India to remain fastest growing Economy

India is poised to maintain its position as the fastest-growing major economy over the next two fiscal years, according to the January 2025 edition of the World Bank’s Global Economic Prospects (GEP) report. The report forecasts steady economic growth of 6.7% for India in both FY26 and FY27, far surpassing the projected global growth rate of 2.7% for 2025-26 and outpacing its regional and global peers.

India’s economy is expected to grow at a stable rate of 6.7 per cent annually
during FY26 and FY27 as per World Bank projections. (Image Courtesy: PIB)

Supporting the World Bank’s findings, the latest update from the International Monetary Fund’s (IMF) World Economic Outlook (WEO) also highlights India’s strong economic momentum. The IMF projects India’s growth to remain steady at 6.5% for both 2025 and 2026, consistent with its earlier forecasts from October.

Concerns have been raised regarding the slowdown in India’s growth rate from the previously projected 7% or higher figures. Dipti Deshpande, Principal Economist at Crisil, explained that India’s GDP growth decelerated to 6.4% in fiscal 2024, driven by reduced fiscal stimulus, higher interest rates, and stricter lending norms that impacted urban demand. Despite this, the Indian economy maintains its position as the fastest-growing major economy. Private consumption, which had lagged in the previous fiscal, has seen a recovery this year, buoyed by stronger rural demand. Meanwhile, consumer price inflation is gradually moving closer to the central bank’s target. However, elevated food inflation remains a significant challenge, hindering the possibility of policy rate cuts.
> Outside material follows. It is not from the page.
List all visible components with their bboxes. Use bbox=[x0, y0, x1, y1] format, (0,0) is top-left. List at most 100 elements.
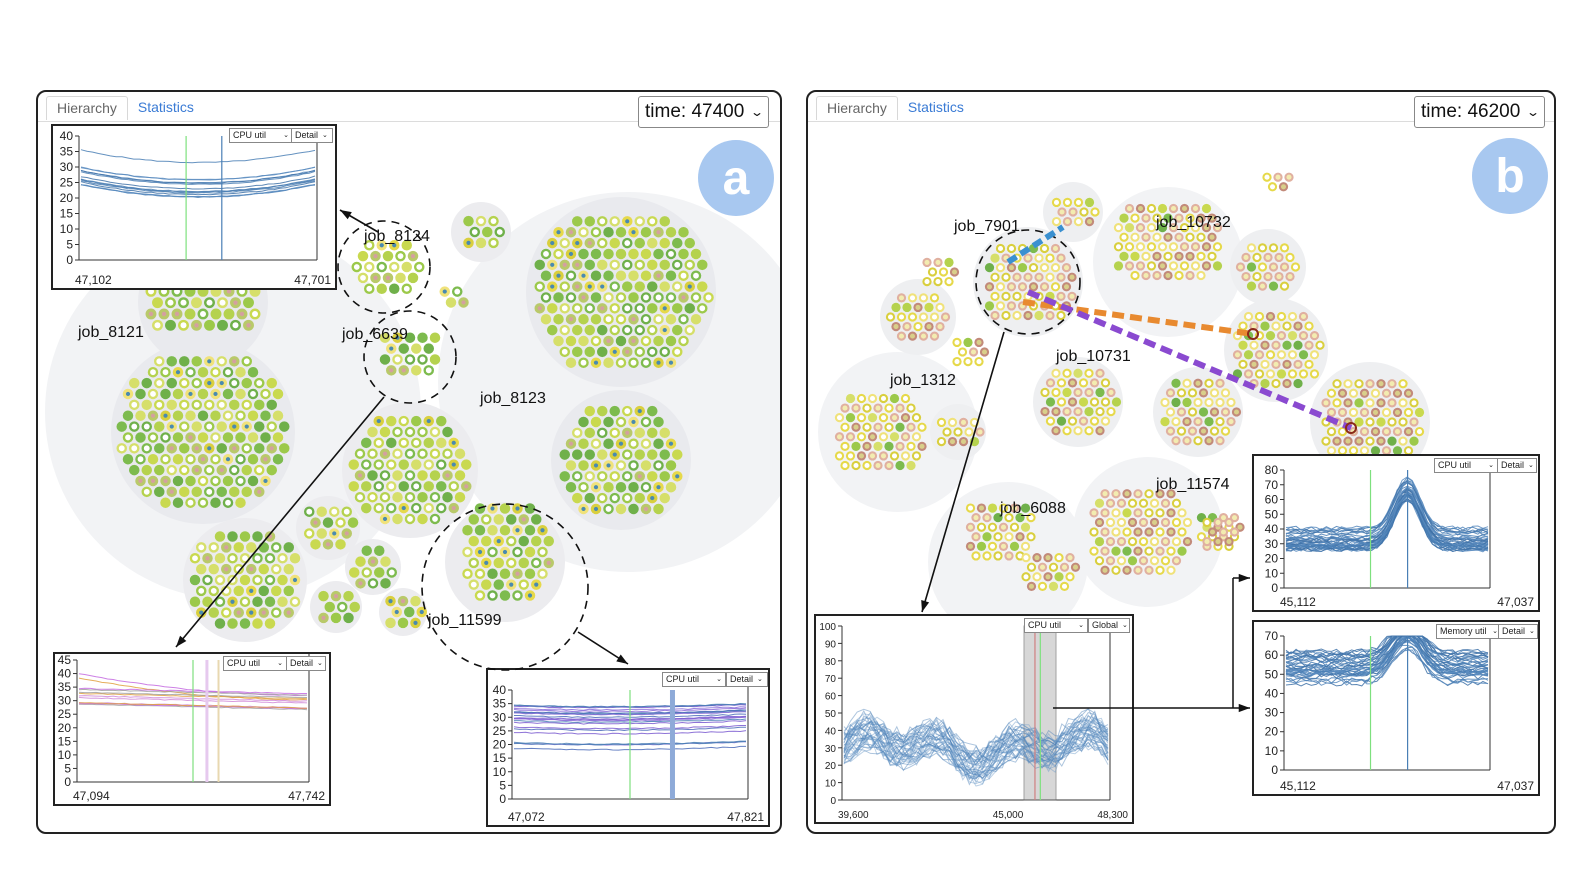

She added that “even as geopolitical uncertainty remains elevated, India’s growth remains domestically driven. Its external sector too displays resilience supported by a low current account deficit, adequate foreign exchange reserves, and a comfortable external debt situation.”

What can we conclude?

Discussions with experts and analysis of multiple reports suggest that while Akshat Shrivastava’s claims may hold some merit in numerical terms, they may not entirely align with the current context. Nilesh Shah, Managing Director of Kotak Mahindra AMC, highlighted that India and China’s economic models are not directly comparable due to their distinct political structures. He explained, “The economic model of autocratic China differs significantly from the rest of the world. It is challenging for any democracy, including India, to adopt a similar approach. India must grow in alignment with its cultural values, which is achievable by granting greater freedom to entrepreneurs. While India has made progress in improving the ease of doing business, a quantum leap is necessary to compete with China.”